The Constructive Criticism Conumdrum

Originally published 2/20/2016

For years, I’ve lived by the mantra that I am always seeking change and improvement.  I’ve long known of the dangers of using words like “never” and “always” when characterizing behavior, but I’ve usually applied it to interactions with others, making sure I don’t accuse people of always or never doing something.  Recently, I was forced to confront this mantra head on and ask myself if I am really always seeking development.

Change is hard for everyone.  We’ve all seen the cases where people try to make too many changes too quickly, and they never last.  The smart move, we’re told, is to make small, incremental changes that become more sustainable.  It’s important to make sure you’ve broken or created a new habit that has become automatic before you continue to introduce new changes.  I’ve come to think of change more as a step function, rather than a constant uphill slope.  Have you ever tried to skip multiple steps on a staircase?  If you have, you know it can be painful when you overestimate how many stairs you can take on and fall short.  You have to acknowledge your abilities and limitations and only take the number of stairs you’re physically capable of if you want to land safely at the next level.

Even as someone who welcomes change and constantly looks for books and experiences that will change my worldview or behavior (presumably for the better), it can still be hard to receive constructive criticism from those I’m close with and whose opinion matters to me.  It can feel like a slap in the face when someone criticizes the way you show up in the world, even if you know they are coming from a place of love and compassion.  Why is this?  Why can’t we smile broadly and say, “Thank you so much for this feedback, I am excited to incorporate these changes into my behavior”?  I think a lot of it comes down to the delivery and the topic, but I’d venture to say when someone you care about offers ideas for your improvement, there is always a visceral reaction.  For me, I’ve noticed I often get a lump in my throat, and I can feel my cheeks and neck getting flush.  Ultimately, I can usually get to a place of gratitude once I’ve taken time to reflect and digest the feedback, but how I react in the moment is a big indication of whether or not the person offering the feedback will be willing to do it again in the future.
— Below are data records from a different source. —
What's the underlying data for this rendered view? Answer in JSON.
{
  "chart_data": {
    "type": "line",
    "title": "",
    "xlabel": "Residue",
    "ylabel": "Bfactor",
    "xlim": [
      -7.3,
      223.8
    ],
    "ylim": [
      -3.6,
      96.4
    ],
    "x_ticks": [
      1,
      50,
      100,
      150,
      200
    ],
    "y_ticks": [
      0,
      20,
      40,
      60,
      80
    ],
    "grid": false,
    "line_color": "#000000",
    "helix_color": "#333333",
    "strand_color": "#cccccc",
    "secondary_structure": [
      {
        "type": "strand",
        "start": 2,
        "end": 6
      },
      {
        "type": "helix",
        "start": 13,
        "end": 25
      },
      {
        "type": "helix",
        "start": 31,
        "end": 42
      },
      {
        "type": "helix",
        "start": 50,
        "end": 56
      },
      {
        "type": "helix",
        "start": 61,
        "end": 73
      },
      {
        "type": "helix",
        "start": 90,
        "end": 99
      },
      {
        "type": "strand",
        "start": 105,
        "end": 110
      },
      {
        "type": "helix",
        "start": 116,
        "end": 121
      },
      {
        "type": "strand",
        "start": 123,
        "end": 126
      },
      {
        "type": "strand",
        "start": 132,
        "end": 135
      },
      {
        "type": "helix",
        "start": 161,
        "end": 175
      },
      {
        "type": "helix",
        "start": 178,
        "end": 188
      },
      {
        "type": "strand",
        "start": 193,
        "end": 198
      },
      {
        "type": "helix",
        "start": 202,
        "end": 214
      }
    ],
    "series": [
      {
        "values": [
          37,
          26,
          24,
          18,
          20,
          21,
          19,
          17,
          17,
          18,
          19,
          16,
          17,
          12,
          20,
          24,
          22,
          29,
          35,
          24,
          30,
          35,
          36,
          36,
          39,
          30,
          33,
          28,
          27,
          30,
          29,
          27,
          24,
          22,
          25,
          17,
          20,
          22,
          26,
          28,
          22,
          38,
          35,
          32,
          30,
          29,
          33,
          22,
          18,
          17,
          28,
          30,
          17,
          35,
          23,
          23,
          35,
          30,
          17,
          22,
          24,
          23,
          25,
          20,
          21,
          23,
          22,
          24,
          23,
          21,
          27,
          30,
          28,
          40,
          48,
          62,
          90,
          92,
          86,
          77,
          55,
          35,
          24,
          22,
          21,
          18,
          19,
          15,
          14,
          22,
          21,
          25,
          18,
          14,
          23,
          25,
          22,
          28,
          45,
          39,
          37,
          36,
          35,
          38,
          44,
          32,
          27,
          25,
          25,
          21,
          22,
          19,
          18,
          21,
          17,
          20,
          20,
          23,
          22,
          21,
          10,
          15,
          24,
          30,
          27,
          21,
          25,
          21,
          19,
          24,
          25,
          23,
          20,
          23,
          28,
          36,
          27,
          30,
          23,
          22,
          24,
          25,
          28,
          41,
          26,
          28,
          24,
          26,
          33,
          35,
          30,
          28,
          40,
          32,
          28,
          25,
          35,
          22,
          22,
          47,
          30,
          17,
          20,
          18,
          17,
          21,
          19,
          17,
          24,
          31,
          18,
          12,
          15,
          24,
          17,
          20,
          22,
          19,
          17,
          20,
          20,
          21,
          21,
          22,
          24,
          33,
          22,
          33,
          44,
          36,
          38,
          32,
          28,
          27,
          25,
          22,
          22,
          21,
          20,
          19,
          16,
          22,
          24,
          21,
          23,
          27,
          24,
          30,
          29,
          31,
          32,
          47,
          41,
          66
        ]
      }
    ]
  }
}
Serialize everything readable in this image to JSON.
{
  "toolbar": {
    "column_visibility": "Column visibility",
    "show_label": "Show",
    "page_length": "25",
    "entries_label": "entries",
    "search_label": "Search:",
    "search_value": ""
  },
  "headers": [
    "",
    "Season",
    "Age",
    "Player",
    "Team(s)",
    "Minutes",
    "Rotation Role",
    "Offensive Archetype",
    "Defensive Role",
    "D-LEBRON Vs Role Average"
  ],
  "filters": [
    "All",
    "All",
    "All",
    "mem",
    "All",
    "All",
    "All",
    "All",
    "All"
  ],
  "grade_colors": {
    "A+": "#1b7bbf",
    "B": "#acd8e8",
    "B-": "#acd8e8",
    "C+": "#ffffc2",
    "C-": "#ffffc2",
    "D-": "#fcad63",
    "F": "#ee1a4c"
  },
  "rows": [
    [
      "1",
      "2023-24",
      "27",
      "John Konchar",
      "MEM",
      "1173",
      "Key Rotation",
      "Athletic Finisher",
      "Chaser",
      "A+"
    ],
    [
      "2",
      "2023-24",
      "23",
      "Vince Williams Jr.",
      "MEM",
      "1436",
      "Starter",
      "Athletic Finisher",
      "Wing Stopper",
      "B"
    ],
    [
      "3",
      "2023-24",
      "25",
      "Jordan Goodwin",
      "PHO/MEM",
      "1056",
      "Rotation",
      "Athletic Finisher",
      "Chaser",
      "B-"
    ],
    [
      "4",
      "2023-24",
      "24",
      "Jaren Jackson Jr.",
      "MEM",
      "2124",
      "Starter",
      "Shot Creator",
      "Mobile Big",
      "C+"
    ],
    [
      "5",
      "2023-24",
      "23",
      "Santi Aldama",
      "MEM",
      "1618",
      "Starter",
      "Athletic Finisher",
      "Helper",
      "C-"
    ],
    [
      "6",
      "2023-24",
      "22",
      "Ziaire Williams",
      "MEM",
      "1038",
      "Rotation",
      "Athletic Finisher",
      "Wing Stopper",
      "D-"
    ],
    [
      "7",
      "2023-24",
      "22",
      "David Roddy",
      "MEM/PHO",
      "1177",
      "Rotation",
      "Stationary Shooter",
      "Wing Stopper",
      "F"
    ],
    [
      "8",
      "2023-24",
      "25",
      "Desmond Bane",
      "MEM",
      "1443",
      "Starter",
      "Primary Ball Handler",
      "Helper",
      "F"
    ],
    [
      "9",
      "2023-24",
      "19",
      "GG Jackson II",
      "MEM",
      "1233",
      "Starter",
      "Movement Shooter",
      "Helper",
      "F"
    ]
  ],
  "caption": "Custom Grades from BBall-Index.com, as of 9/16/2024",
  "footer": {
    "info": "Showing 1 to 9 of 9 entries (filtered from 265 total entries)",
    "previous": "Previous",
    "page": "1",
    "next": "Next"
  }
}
Rather than fight my natural reaction to constructive feedback, I have learned to come at it with an attitude of acceptance.  I know how my body will react, and the first few thoughts that will race through my mind.  I don’t resist this reaction, I embrace it.  I strive to bring more awareness and mindfulness to my reaction.  The time it takes me to reflect on the feedback varies, sometimes taking only a few minutes, other times taking a few weeks.  In the moment, I try to ask questions about what prompted the feedback and ask for specific examples so I can make sure I fully understand the context and meaning of the feedback, even if it’s hard to hear.  I will then thank the person giving it and let them know I will take these considerations to heart.  Then I get introspective.  Does this comment reflect an isolated incident?  What experiences of the person giving the feedback caused them to notice this particular behavior or comment on it?  Do I see value in the feedback?  If so, what changes can I make in how I’m showing up?

After this phase of reflection, I always make sure to follow up with the person giving the feedback.  Once I’ve been able to gain some distance from the incident, I can discuss it more calmly.  I like to have a conversation about the conclusions I’ve drawn from the feedback, and thank them for giving it.  I’ve found this to be a useful tactic because it helps the person giving the feedback know that I acknowledge and value their opinion and the time they took to share it with me.  In some cases, I decide to incorporate only some of their feedback into my behavior, and I like to explain why so the person doesn’t think I am simply ignoring their comments.  This method has served me well, and I hope it can serve you as well.  Making changes is hard, especially when the suggestion for change comes from someone you care about.  I challenge you to be mindful in your reaction to constructive criticism, take time to reflect, and follow up to ensure a continued dialogue.